Monday 13 August 2007

Fountainhead

I write this knowing that my words will be an understatement to what this book stands for. I write this, like always, for myself. I write this in my never ending pursuit of bridging the gap between thoughts, feelings and expressions.

Fountainhead written by Ayn Rand is a tribute to the heroic in man. A hero that exists in each of us most often drowned in the torrent of the majorities. The virtue of self-love is the root to all other legitimate emotions and thoughts. One must start by agreeing that one exists and then move on to using the 'I' in the truest sense of the word.

The world around treat their own existence with contempt and pass this on to their progeny. This is a vicious cycle with very few anomalies. These iconoclasts are antagonised to a point where it seems like living for oneself is a sacrilege. Selflessness and altruism are glorified and the world begins moving into nothingness. People become nothing but a collective void feeding on the fountainhead.

Ayn Rand has written Fountainhead for those that understand, accept and live it and not for the multitude that don't. What makes the book even more endearing is that she wrote it primarily for herself.
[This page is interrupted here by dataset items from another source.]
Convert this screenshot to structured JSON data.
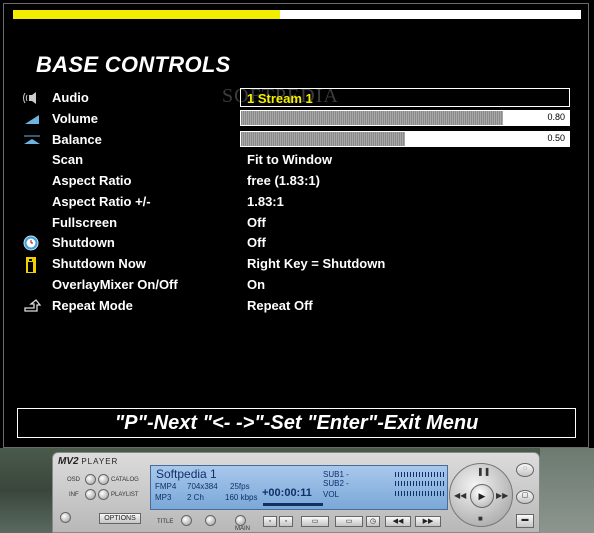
{
  "menu": {
    "progress": 0.47,
    "title": "BASE CONTROLS",
    "watermark": "SOFTPEDIA",
    "items": [
      {
        "label": "Audio",
        "value": "1 Stream 1",
        "icon": "speaker-icon"
      },
      {
        "label": "Volume",
        "value": "0.80",
        "icon": "volume-icon",
        "level": 0.8
      },
      {
        "label": "Balance",
        "value": "0.50",
        "icon": "balance-icon",
        "level": 0.5
      },
      {
        "label": "Scan",
        "value": "Fit to Window"
      },
      {
        "label": "Aspect Ratio",
        "value": "free (1.83:1)"
      },
      {
        "label": "Aspect Ratio +/-",
        "value": "1.83:1"
      },
      {
        "label": "Fullscreen",
        "value": "Off"
      },
      {
        "label": "Shutdown",
        "value": "Off",
        "icon": "clock-icon"
      },
      {
        "label": "Shutdown Now",
        "value": "Right Key = Shutdown",
        "icon": "power-icon"
      },
      {
        "label": "OverlayMixer On/Off",
        "value": "On"
      },
      {
        "label": "Repeat Mode",
        "value": "Repeat Off",
        "icon": "repeat-icon"
      }
    ],
    "footer": "\"P\"-Next  \"<- ->\"-Set  \"Enter\"-Exit Menu",
    "accent_color": "#f2ee00"
  },
  "player": {
    "logo": "MV2",
    "logo_sub": "PLAYER",
    "buttons": {
      "osd": "OSD",
      "catalog": "CATALOG",
      "inf": "INF",
      "playlist": "PLAYLIST",
      "options": "OPTIONS",
      "title": "TITLE",
      "main": "MAIN"
    },
    "lcd": {
      "title": "Softpedia 1",
      "format1": "FMP4",
      "res": "704x384",
      "fps": "25fps",
      "format2": "MP3",
      "channels": "2 Ch",
      "bitrate": "160 kbps",
      "time": "+00:00:11",
      "vol_label": "VOL",
      "sub1": "SUB1 -",
      "sub2": "SUB2 -"
    }
  }
}
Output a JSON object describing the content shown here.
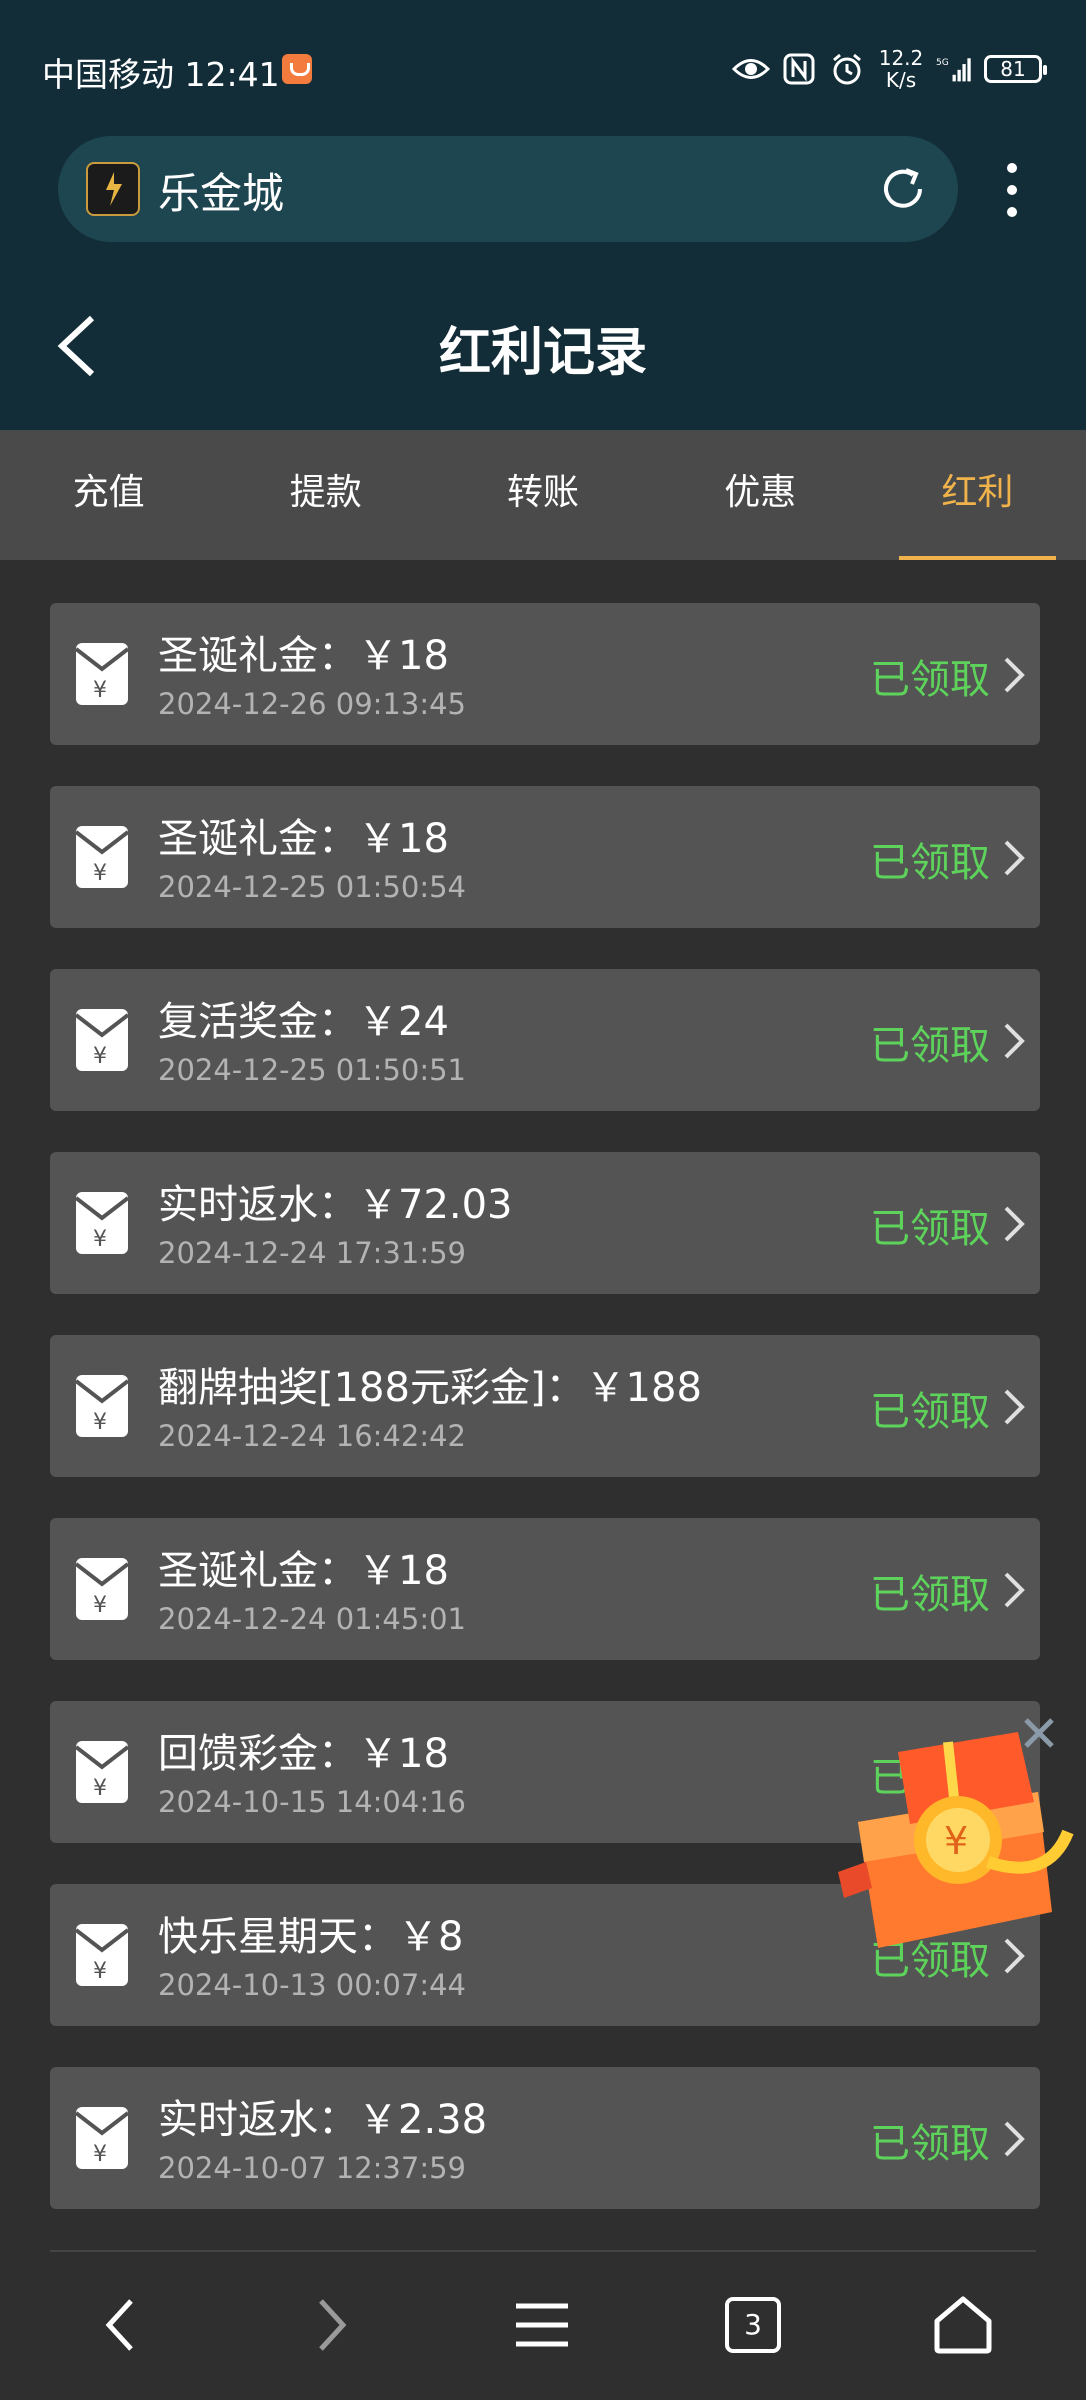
{
  "status_bar": {
    "carrier_time": "中国移动 12:41",
    "net_speed_value": "12.2",
    "net_speed_unit": "K/s",
    "net_type": "5G",
    "battery": "81"
  },
  "browser": {
    "site_name": "乐金城"
  },
  "header": {
    "title": "红利记录"
  },
  "tabs": [
    {
      "label": "充值",
      "active": false
    },
    {
      "label": "提款",
      "active": false
    },
    {
      "label": "转账",
      "active": false
    },
    {
      "label": "优惠",
      "active": false
    },
    {
      "label": "红利",
      "active": true
    }
  ],
  "records": [
    {
      "name": "圣诞礼金：￥18",
      "date": "2024-12-26 09:13:45",
      "status": "已领取"
    },
    {
      "name": "圣诞礼金：￥18",
      "date": "2024-12-25 01:50:54",
      "status": "已领取"
    },
    {
      "name": "复活奖金：￥24",
      "date": "2024-12-25 01:50:51",
      "status": "已领取"
    },
    {
      "name": "实时返水：￥72.03",
      "date": "2024-12-24 17:31:59",
      "status": "已领取"
    },
    {
      "name": "翻牌抽奖[188元彩金]：￥188",
      "date": "2024-12-24 16:42:42",
      "status": "已领取"
    },
    {
      "name": "圣诞礼金：￥18",
      "date": "2024-12-24 01:45:01",
      "status": "已领取"
    },
    {
      "name": "回馈彩金：￥18",
      "date": "2024-10-15 14:04:16",
      "status": "已领取"
    },
    {
      "name": "快乐星期天：￥8",
      "date": "2024-10-13 00:07:44",
      "status": "已领取"
    },
    {
      "name": "实时返水：￥2.38",
      "date": "2024-10-07 12:37:59",
      "status": "已领取"
    }
  ],
  "bottom_nav": {
    "tab_count": "3"
  },
  "colors": {
    "header_bg": "#122d37",
    "tab_active": "#f0b24a",
    "status_green": "#5ed35b",
    "card_bg": "#545454"
  }
}
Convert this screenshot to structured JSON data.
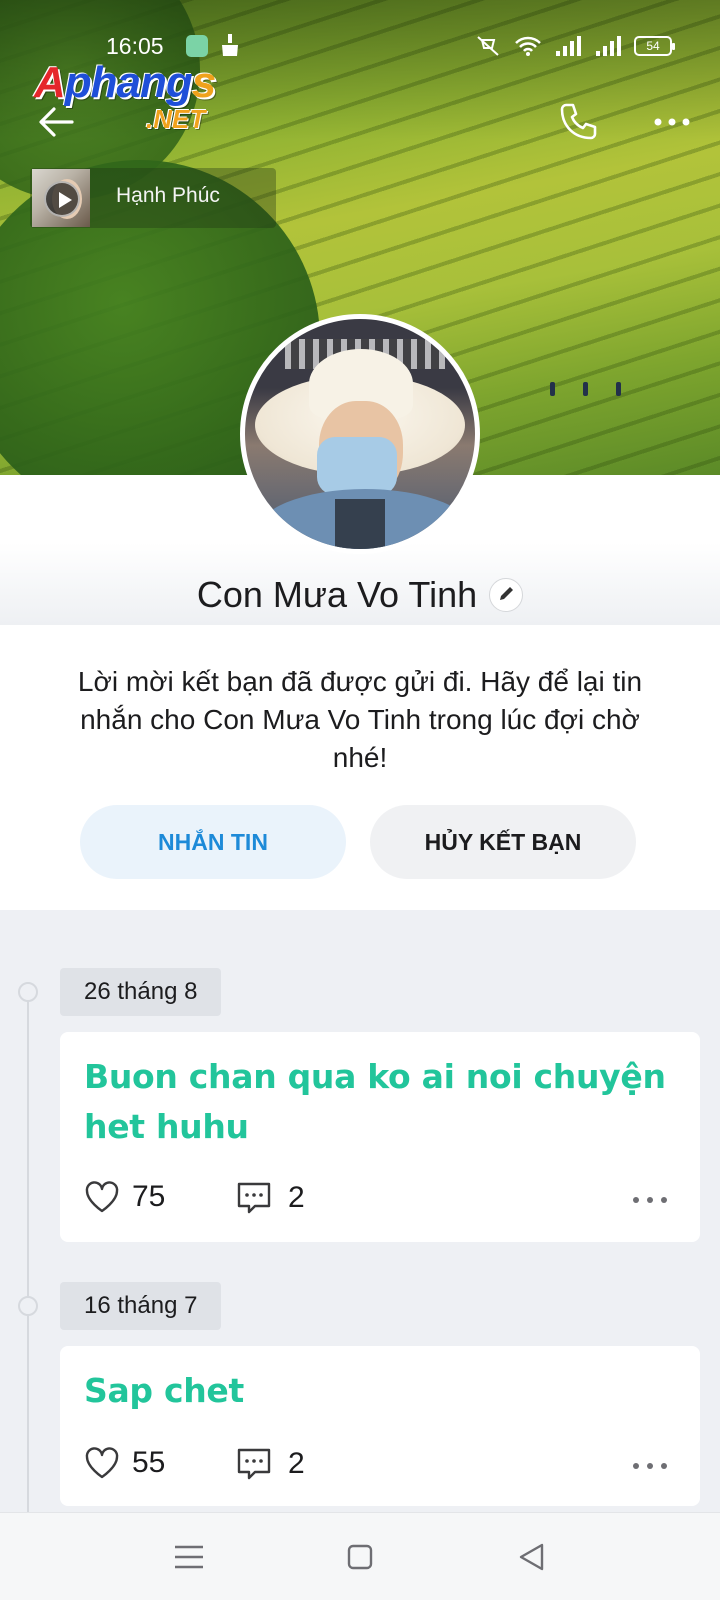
{
  "status_bar": {
    "time": "16:05",
    "battery": "54"
  },
  "watermark": {
    "brand_a": "A",
    "brand_rest": "phang",
    "brand_s": "s",
    "domain": ".NET"
  },
  "music": {
    "title": "Hạnh Phúc"
  },
  "profile": {
    "name": "Con Mưa Vo Tinh",
    "invite_message": "Lời mời kết bạn đã được gửi đi. Hãy để lại tin nhắn cho Con Mưa Vo Tinh trong lúc đợi chờ nhé!",
    "message_button": "NHẮN TIN",
    "unfriend_button": "HỦY KẾT BẠN"
  },
  "posts": [
    {
      "date": "26 tháng 8",
      "text_line1": "Buon chan qua ko ai noi chuyện",
      "text_line2": "het huhu",
      "likes": "75",
      "comments": "2"
    },
    {
      "date": "16 tháng 7",
      "text_line1": "Sap chet",
      "likes": "55",
      "comments": "2"
    }
  ],
  "colors": {
    "accent_blue": "#1d8ad8",
    "post_text_green": "#22c59b"
  },
  "icons": [
    "back-arrow-icon",
    "phone-icon",
    "more-icon",
    "play-icon",
    "edit-pencil-icon",
    "heart-icon",
    "comment-icon",
    "menu-icon",
    "home-icon",
    "back-triangle-icon"
  ]
}
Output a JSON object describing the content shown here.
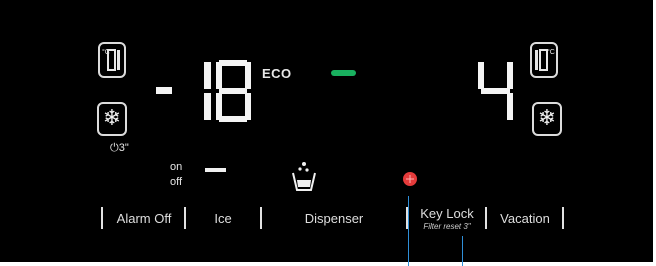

Roark, Dominique, Toohey and Keating are not people but symbols for attributes present within all of us. It's our choices that connect us to them. The love, passion, hate, suffering, conformism, selflessness and cruelty are all portrayed using these characters. The very fact that some can visualize and connect to the characters and the emotions that went into driving this character is a tribute to Ayn's work.

Pure, raw, unblemished thoughts, feelings and passionate individuality are what I saw in this book.

"My philosophy, in essence, is the concept of man as a heroic being , with his own happiness as the moral purpose of his life, with productive achievement as his noblest ability, and reason as his only absolute" - Ayn Rand

2 comments:

~ a said...

Understatement? Not quite. I would say it's a great attempt of a review, not because of what the book is but instead because it is what you got from the book, and since it involves your "I" it's subjective, personal and more real.

When i think of what that book means to me, (given the constraints of a few phrases), i feel like i can fly, because i know "ME" I want to spread my wings and let go!

Rosh said...

its a brave attempt...for a book tht means so much 2 so many pple.
for me the book represents..... human relationships...their complexity! the layers, the texture and skin of every connection is so bloody different.. can one ever know y v stick on and y v leave?